Two trips to the shop later, with new oxygen sensors and a catalytic converter, the old girl passed her “smog test.” I asked for a hard copy of the results to bring back to the DMV. She said, “Oh, they’ve already been forwarded by computer.”

Yikes! I’m in a database. DMV in California monitors its “GROSS POLLUTERS,” a black list for non-green Californians. I imagined the Division of Natural Resources arresting me as I walked out of Whole Foods with a bag of organic produce and hauling me away in a Prius with “Environmental Police” emblazoned on the side.
I proudly held my new plates and thought, now the easy part.

But no. Vermont wasn’t going to let go without resistance.
I had not unpacked my tools yet, so I improvised and used a garden trowel to unscrew the bolts that hold on my license plates. The back bolts wouldn’t budge-they were rusted into the car, the result of eight winters of road salt.

The next morning, I enlisted the help of a contractor working on the house. Even with proper tools, he couldn’t make the screw move.

Two days later, I went to a garage downtown. The mechanic shook his head. Same result.

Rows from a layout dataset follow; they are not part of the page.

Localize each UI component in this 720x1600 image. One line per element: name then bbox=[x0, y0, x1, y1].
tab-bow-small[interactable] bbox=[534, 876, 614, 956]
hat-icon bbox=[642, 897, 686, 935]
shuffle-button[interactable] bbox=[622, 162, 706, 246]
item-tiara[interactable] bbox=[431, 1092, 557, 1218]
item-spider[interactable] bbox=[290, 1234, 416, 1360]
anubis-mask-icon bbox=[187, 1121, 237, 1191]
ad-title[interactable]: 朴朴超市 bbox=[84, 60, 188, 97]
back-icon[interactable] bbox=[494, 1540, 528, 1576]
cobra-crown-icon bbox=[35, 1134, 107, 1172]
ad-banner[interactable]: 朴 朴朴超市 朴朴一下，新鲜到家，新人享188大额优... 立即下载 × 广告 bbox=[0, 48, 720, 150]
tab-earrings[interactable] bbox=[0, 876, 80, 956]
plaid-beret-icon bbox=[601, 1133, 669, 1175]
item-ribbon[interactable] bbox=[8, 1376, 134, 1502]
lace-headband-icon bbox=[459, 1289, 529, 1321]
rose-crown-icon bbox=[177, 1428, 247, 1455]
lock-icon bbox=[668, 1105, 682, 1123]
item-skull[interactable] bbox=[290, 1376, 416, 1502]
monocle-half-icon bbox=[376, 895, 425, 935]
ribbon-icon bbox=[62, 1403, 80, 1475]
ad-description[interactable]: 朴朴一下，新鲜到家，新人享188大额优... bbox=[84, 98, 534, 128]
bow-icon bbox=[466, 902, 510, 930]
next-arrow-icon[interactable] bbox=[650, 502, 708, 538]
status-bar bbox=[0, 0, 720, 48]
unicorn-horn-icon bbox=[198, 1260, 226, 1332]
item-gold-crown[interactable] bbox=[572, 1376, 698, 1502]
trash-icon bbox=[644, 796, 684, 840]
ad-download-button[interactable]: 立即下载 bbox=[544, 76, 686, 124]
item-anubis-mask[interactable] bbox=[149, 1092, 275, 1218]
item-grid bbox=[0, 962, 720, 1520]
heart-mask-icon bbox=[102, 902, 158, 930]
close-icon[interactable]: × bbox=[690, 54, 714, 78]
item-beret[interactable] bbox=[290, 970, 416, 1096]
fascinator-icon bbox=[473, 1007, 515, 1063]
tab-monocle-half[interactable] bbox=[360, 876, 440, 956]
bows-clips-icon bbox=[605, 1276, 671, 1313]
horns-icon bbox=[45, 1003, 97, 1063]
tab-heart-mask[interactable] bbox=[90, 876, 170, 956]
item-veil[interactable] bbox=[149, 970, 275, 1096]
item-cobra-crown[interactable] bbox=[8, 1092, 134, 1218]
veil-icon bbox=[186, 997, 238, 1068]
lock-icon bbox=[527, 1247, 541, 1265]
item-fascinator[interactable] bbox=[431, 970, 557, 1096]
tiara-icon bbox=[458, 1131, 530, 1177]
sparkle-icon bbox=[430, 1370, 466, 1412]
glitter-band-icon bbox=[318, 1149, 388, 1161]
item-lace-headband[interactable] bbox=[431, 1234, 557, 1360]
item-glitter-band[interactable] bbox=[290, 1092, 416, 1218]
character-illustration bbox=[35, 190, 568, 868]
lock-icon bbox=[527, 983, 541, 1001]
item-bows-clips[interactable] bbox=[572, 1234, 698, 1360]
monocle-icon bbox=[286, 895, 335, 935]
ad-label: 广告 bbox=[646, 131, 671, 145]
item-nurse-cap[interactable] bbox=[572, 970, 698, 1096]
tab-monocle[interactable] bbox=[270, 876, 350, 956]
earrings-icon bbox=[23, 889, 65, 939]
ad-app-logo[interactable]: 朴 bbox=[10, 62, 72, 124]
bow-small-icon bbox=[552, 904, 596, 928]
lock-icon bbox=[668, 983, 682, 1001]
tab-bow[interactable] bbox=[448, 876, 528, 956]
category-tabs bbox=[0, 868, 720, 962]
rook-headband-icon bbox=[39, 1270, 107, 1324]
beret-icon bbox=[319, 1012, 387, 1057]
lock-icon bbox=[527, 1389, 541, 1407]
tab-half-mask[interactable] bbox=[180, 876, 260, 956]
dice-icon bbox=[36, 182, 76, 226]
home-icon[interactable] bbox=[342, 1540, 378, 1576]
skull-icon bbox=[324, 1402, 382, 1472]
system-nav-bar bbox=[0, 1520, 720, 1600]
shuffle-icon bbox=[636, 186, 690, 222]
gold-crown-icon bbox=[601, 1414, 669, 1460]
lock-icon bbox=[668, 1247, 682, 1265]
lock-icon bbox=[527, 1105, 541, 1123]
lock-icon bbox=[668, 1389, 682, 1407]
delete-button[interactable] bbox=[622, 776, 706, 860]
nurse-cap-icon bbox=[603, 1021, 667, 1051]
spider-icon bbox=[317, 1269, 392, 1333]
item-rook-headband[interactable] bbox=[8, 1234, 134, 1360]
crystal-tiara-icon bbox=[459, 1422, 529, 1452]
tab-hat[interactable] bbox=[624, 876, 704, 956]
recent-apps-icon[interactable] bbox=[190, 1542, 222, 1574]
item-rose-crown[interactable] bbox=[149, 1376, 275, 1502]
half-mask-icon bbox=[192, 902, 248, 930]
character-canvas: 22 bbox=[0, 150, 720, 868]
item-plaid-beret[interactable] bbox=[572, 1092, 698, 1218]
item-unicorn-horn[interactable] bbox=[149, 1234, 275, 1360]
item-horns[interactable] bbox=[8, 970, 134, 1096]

I made an appointment at my new friend’s garage.
The mechanic started working. Twenty minutes later he came in to talk to me and looked flummoxed. “I’ve only heard about this kind of rust. I need to take the back door apart to get to the license plate screws.”
Another forty minutes on the clock and he lubed, cut, scraped, mangled, and, voila, I have CA plates on the back and front of my car. The air is cleaner and my wallet is $1,000 lighter.

* * *
Ellen Swain Veen, a former public defender, worked as an assistant professor of law at Vermont Law School until she relocated to Mill Valley last July, where she drinks water from the tap and keeps her smog to herself. She is writing a novel and a book for law students with learning differences.